[LINK] In some [USA] classrooms, books are a thing of the past

Bernard Robertson-Dunn brd at iimetro.com.au
Tue Oct 20 09:58:24 AEDT 2009

In some classrooms, books are a thing of the past
Digital texts gaining favor, but critics question quality
By Ashley Surdin
Monday, October 19, 2009

AGOURA HILLS, CALIF. -- The dread of high school algebra is lost here 
amid the blue glow of computer screens and the clickety-clack of keyboards.
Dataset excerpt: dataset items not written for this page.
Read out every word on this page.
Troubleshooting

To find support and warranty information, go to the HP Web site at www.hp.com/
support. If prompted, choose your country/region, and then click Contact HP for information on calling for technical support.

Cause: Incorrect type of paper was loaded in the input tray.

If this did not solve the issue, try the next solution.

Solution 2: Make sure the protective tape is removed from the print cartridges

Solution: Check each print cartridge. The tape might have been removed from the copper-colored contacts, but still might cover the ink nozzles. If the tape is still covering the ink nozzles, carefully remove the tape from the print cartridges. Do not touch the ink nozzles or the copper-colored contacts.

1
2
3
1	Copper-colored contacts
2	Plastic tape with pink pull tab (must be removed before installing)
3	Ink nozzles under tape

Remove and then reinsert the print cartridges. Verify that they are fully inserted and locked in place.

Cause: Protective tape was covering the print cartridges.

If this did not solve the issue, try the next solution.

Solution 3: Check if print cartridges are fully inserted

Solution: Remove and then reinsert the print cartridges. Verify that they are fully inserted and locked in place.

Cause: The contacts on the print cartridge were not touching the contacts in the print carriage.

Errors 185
A fanfare plays from a speaker as a student passes a chapter test. 
Nearby, a classmate watches a video lecture on ratios. Another works out 
an equation in her notebook before clicking on a multiple-choice answer 
on her screen.

Their teacher at Agoura High School, Russell Stephans, sits at the back 
of the room, watching as scores pop up in real time on his computer 
grade sheet. One student has passed a level, the data shows; another is 
retaking a quiz.

"Whoever thought this up makes life so much easier," Stephans says with 
a chuckle.

This textbook-free classroom is by no means the norm, but it may be 
someday. Slowly, but in increasing numbers, grade schools across the 
country are supplementing or substituting the heavy, expensive and 
indelible hardbound book with its lighter, cheaper and changeable 
cousin: the digital textbook.

Also known as a flexbook because of its adaptability, a digital textbook 
can be downloaded, projected and printed, and can range from simple text 
to a Web-based curriculum embedded with multimedia and links to Internet 
content. Some versions must be purchased; others are "open source" -- 
free and available online to anyone.

Some praise the technology as a way to save schools money, replace 
outdated books and better engage tech-savvy students. Others say most 
schools don't have the resources to join the digital drift, or they 
question the quality of open-source content.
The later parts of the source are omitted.